A trieccentric butterfly valve is a type of industrial valve where the valve stem axis is offset from both the center of the butterfly plate and the center of the valve body. The valve seat rotation axis and the valve body passage axis form an angular sealing structure. The three eccentricities are radial eccentricity (e₁), axial eccentricity (e₂), and cone angle eccentricity (β). These three parameters (e₁, e₂, β) are not merely the sum of independent values, but a combination requiring precise coordination and overall optimization. Their common goals are:

1. Trajectory Optimization: To collectively shape the three-dimensional spatial trajectory of any point on the edge of the butterfly plate (especially points on the sealing strip) during the opening and closing process. The ideal trajectory is: rapid disengagement without sliding friction during opening; and gradual, uniform wedging contact during closing.

2. Contact Control: To control the contact area, contact sequence, and pressure distribution between the butterfly plate sealing surface and the valve seat sealing surface during the final closing stage. The goal is to start from "line contact" and uniformly expand into a continuous, pressure-uniform sealing strip as torque increases.

3. Torque Balance: Minimize closing and opening torques while ensuring sufficient sealing pressure. A good combination ensures that most of the operating torque is converted into effective sealing normal force, rather than overcoming friction.

Self-Locking and Safety: Utilizing the self-locking effect generated by the cone angle β, the medium pressure increases after the valve is closed without damaging the seal, improving seal reliability.

The specific impact of eccentricity combinations on performance

1. Impact on Sealing Performance:

The β angle is the dominant factor. A larger β angle results in a stronger wedging effect, theoretically leading to a higher sealing specific pressure and better compensation for media pressure. However, an excessively large β angle can cause a sharp increase in closing torque, even leading to "over-wedging" and causing the disc to jam or the valve seat to undergo plastic deformation.

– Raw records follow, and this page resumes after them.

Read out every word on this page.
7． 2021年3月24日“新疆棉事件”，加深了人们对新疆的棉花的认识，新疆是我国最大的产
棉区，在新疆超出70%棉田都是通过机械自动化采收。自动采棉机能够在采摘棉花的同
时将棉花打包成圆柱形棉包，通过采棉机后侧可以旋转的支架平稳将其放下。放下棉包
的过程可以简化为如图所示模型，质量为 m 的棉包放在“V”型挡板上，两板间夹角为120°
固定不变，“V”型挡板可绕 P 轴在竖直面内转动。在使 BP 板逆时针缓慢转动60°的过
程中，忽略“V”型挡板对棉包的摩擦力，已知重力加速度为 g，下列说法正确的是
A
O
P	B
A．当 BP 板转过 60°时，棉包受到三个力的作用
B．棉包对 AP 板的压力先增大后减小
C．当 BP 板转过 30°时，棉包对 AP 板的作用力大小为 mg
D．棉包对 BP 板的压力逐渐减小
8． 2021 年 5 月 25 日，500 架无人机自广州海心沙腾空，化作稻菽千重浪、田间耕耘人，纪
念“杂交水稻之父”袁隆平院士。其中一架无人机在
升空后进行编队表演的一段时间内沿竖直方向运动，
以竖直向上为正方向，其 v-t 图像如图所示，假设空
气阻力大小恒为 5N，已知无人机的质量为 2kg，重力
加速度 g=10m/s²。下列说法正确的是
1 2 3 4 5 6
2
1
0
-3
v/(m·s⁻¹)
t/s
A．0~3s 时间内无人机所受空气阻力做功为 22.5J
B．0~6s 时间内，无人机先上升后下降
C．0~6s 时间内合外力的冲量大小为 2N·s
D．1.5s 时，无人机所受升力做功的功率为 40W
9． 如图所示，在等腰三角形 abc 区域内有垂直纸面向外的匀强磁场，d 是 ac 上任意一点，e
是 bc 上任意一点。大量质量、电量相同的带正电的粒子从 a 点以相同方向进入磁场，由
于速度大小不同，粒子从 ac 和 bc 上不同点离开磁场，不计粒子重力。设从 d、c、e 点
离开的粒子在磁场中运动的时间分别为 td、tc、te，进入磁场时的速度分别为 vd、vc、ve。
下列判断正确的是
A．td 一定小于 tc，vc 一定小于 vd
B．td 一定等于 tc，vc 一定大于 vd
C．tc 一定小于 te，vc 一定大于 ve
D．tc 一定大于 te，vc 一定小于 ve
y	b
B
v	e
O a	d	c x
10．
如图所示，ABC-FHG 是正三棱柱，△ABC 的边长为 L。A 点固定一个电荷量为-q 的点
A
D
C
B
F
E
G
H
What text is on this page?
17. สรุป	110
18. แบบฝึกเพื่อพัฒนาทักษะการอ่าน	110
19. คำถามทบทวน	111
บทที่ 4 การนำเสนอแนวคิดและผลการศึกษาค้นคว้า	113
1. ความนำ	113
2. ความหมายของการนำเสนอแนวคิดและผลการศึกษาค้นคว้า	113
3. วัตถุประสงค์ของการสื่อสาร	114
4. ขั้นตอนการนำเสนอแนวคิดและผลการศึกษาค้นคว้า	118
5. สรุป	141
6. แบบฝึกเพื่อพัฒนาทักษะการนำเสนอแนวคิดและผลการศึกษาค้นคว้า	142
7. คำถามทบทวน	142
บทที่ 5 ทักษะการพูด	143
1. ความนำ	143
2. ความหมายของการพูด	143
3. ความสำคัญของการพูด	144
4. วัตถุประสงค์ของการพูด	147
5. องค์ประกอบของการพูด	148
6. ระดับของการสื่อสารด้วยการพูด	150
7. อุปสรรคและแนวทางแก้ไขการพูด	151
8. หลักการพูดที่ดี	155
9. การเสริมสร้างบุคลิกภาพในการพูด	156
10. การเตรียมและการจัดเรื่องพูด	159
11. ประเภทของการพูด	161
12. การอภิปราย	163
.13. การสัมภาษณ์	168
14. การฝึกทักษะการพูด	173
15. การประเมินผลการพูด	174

e₁ and e₂ affect contact uniformity. An unreasonable combination of e₁ and e₂ can cause the disc to contact one side before the other during closing (off-center contact), or uneven pressure on the front and rear edges of the sealing strip, resulting in localized leakage or overload.

2. Impact on Operating Torque:

e₂ is crucial. A sufficiently large e₂ ensures rapid disengagement and significantly reduces the opening torque.

The combination of e₁ and β determines the closing torque. Together, they determine the force required to "pull" the disc into the valve seat. The optimization goal is to find a "sweet spot" to achieve the maximum sealing normal force with the minimum rotational force.

3. Impact on Sensitivity to Manufacturing Errors: The eccentricity combination should be able to guarantee a reliable seal within a certain range of machining and assembly errors (such as butterfly plate thickness tolerance and valve seat roundness error). An overly "sensitive" combination, although theoretically perfect, will result in a high scrap rate in mass production.

Generally, a larger β angle places more stringent requirements on the form and position tolerances of parts (such as conical surface profile and ellipticity).